Les hommes s'organisent en société pour
pouvoir répondre à leurs besoins vitaux.
La société est en effet d'abord une
communauté d'êtres vivants, ayant des
besoins à satisfaire, et elle ne se perpétuera
que si les conditions de renouvellement des
générations sont assurées. De ce point de
vue, la question de l'organisation du
travail occupe une place majeure. À quelles
conditions celui-ci sera-t-il le plus
efficace ?
1. La division du travail est une
nécessité pratique
a. Comment s'organiser face à la
diversité des travaux à accomplir ?
Dans La République, Platon s'interroge sur la
meilleure organisation du travail au sein de la
société. Se nourrir, se loger, se
vêtir sont, selon lui, les trois besoins
élémentaires de tout homme. S'agit-il que
chaque individu subvienne lui-même à ces
trois besoins ou bien vaut-il mieux que les
différentes tâches soient réparties entre les membres de
sa communauté ?
b. Il s'agit de répartir les travaux entre
les citoyens
Il est difficile sur un plan pratique qu'un même
individu se fasse tour à tour agriculteur,
maçon et couturier. Il est plus simple que
chacun se consacre à une activité
déterminée de façon exclusive.
De cette façon, il pourra choisir le travail pour
lequel il présente le plus de
qualités et d'intérêt.
C'est ce partage des tâches productives
entre des groupes d'individus spécialisés
qu'on appelle la division sociale
du travail.
c. Diviser le travail permet une plus grande
efficacité
En outre, la division du travail favorise l'amélioration des produits.
Platon écrit
qu'ils « seront plus beaux, plus nombreux et
plus aisément obtenus » (La
République, livre II). En effet, le
travailleur affine son savoir-faire en se
spécialisant et il ne perd plus de temps en
passant d'une activité à l'autre.
« On produit toutes choses en grand nombre,
mieux et plus facilement, lorsque chacun, selon ses
aptitudes et dans le temps convenable, se livre
à un seul travail, étant dispensé de
tous les autres » écrit encore Platon.
Une société où règne la
division du travail sera donc plus prospère
et plus riche qu'une autre.
2. La division du travail répond à une
nécessité sociale
a. La division du travail favorise la
solidarité entre les citoyens
Une telle organisation du travail a aussi la vertu de
rendre les citoyens solidaires les uns des autres.

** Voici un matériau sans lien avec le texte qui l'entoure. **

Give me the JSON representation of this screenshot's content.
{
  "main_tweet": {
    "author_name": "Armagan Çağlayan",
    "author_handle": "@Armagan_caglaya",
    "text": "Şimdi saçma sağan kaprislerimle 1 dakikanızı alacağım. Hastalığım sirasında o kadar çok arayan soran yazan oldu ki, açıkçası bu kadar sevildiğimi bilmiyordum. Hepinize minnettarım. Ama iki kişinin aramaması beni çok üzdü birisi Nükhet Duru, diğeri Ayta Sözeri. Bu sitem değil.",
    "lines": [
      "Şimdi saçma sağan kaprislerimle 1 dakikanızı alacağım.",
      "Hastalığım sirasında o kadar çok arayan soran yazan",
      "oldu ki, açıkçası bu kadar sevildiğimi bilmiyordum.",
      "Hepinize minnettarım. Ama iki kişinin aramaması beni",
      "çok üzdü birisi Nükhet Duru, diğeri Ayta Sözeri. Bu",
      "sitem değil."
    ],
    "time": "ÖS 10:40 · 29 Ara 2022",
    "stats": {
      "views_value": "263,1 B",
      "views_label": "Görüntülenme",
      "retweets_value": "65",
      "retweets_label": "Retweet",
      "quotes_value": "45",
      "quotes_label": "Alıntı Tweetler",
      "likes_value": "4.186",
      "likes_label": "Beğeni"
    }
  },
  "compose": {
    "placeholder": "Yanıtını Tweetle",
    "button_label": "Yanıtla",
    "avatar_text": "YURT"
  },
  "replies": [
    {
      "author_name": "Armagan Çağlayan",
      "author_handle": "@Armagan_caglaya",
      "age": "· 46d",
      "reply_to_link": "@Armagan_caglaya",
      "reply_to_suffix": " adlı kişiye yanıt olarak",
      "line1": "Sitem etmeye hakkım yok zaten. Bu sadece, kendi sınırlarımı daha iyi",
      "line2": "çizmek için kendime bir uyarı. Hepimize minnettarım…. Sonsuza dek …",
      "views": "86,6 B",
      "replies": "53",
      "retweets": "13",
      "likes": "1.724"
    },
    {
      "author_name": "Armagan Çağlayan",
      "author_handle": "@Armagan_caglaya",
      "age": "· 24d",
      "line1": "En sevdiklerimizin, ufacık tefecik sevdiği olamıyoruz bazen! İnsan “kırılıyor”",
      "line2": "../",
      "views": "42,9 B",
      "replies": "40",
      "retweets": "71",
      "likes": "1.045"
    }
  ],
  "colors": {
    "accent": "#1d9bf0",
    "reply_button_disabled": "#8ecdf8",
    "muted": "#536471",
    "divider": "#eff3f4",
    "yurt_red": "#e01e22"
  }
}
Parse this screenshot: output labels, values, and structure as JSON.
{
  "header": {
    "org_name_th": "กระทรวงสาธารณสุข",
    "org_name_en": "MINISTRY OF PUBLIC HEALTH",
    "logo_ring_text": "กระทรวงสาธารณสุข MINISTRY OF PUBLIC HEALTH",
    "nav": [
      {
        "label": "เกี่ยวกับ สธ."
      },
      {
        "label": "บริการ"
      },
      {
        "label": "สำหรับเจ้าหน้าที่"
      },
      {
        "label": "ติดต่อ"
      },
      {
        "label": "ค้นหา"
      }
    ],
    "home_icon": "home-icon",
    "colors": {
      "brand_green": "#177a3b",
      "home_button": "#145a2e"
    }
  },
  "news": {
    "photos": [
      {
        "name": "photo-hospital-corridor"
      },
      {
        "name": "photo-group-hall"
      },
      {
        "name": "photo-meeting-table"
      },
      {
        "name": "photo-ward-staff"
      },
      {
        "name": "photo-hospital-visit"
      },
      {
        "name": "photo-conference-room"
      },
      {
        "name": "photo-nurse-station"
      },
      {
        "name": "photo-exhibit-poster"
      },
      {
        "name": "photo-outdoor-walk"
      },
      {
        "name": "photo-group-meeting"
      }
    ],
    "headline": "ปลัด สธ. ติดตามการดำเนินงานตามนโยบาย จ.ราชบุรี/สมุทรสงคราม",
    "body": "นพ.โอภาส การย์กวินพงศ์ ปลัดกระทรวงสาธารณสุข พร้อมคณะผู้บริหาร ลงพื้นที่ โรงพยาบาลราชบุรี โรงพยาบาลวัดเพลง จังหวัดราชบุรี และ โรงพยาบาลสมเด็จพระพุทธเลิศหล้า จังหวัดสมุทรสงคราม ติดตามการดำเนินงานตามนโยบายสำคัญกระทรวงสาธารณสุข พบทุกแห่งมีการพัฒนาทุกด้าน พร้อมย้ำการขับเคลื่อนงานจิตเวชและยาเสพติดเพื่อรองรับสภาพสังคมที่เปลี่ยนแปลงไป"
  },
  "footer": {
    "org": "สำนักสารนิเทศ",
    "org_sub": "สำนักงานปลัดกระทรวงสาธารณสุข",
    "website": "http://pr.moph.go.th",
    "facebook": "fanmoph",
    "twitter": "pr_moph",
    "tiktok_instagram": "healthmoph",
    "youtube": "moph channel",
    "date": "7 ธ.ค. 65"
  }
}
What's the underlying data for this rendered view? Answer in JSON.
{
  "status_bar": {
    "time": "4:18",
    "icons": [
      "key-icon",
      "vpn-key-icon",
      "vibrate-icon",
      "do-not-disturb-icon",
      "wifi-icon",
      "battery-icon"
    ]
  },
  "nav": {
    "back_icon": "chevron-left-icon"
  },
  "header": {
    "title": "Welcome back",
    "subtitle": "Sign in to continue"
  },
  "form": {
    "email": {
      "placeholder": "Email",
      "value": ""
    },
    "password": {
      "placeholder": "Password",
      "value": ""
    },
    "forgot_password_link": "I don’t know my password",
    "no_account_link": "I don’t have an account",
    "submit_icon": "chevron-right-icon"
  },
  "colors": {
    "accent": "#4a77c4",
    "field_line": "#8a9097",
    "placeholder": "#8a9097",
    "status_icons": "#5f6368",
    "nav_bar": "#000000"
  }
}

Si l'on subvient seul à tous ses besoins, on n'a
besoin de personne. En revanche, si l'on a besoin des
autres pour les satisfaire alors on devient
dépendant les uns des autres et par
conséquent, nous sommes liés les uns aux
autres. Aristote
souligne le fait qu'une société est d'abord
une communauté
d'intérêts partagés
(Politique).
b. Les échanges se développent
grâce à la division du travail
Dans cette optique, on doit préciser que c'est
donc sur le fondement de la division du travail
qu'interviennent et se développent les
échanges. De
plus, dans la situation de devoir échanger des
biens de nature différente (par exemple l'un a
besoin de poisson et l'autre d'une paire de chaussures),
on va inventer un
« médiateur », un
« équivalent universel » qui
permettra d'évaluer comparativement chacun de ces
biens et de définir leur valeur : la
monnaie.
c. La division du travail paraît sans limite
Cependant, cette division peut en droit se poursuivre
indéfiniment et donner naissance à des
travailleurs de plus en plus spécialisés. C'est ce
phénomène qui s'est déployé
dans les sociétés industrialisées et
auquel Georges Friedmann,
économiste, a consacré un ouvrage
intitulé Le Travail en miettes (1956). Or
ce processus emprisonne le travailleur dans des
tâches de plus en plus parcellisées et
répétitives.
3. La division excessive du travail comporte des dangers
a. L'homme mutilé
Cette spécialisation extrême peut conduire
à une forme de déshumanisation du
travailleur. En effet, son travail l'obligera
à n'user que d'une part réduite de ses
capacités et à négliger ses
autres ressources physiques ou intellectuelles. Son
travail le réduit alors à une part infime
de lui-même. « À mesure que le
travail se divise, écrit Marx dans Travail salarié et
capital (1848), il se simplifie. L'habilité
d'un travailleurs perd sa valeur. [...] Son
travail, n'importe qui pourrait le faire. Le voilà
donc entouré de concurrents toujours plus
nombreux ». Et c'est pourquoi, finalement,
« Ce n'est pas seulement le travail qui est
divisé [...], c'est l'individu lui-même
qui est morcelé » (Karl Marx, Le
Capital, livre I, 1867).
b. Le travail à la chaîne
C'est pour cette raison que cet individu finit par ne
plus se reconnaître dans son travail. Son
activité perd son sens et est absorbée dans
son aspect mécanique et
répétitif. L'exemple le plus frappant
de cette dérive est celui du travail à la chaîne
où l'ouvrier n'est plus qu'un
« simple intermédiaire entre les
machines et les pièces usinées [...] ;
sous cette atteinte, la chair et la pensée se
rétractent » (Simone Weil, La Condition
ouvrière, 1951).
c. Le risque d'une division sociale fondée
sur les inégalités
Le danger est que la division du travail ne
corresponde plus à la diversité des
talents, des intérêts et des besoins.
Elle ne serait plus alors que le reflet des inégalités sociales
et se contenterait de les reproduire dans le monde du
travail comme dans les autres dimensions de la vie
sociale. Loin de favoriser la solidarité des
citoyens, elle traduirait une scission entre
eux : d'une part, ceux qui ont eu la
possibilité d'accéder à une
activité digne, intéressante et bien
rémunérée et, d'autre part, ceux qui
se doivent se contenter de tâches
dégradantes, inintéressantes et mal
payées.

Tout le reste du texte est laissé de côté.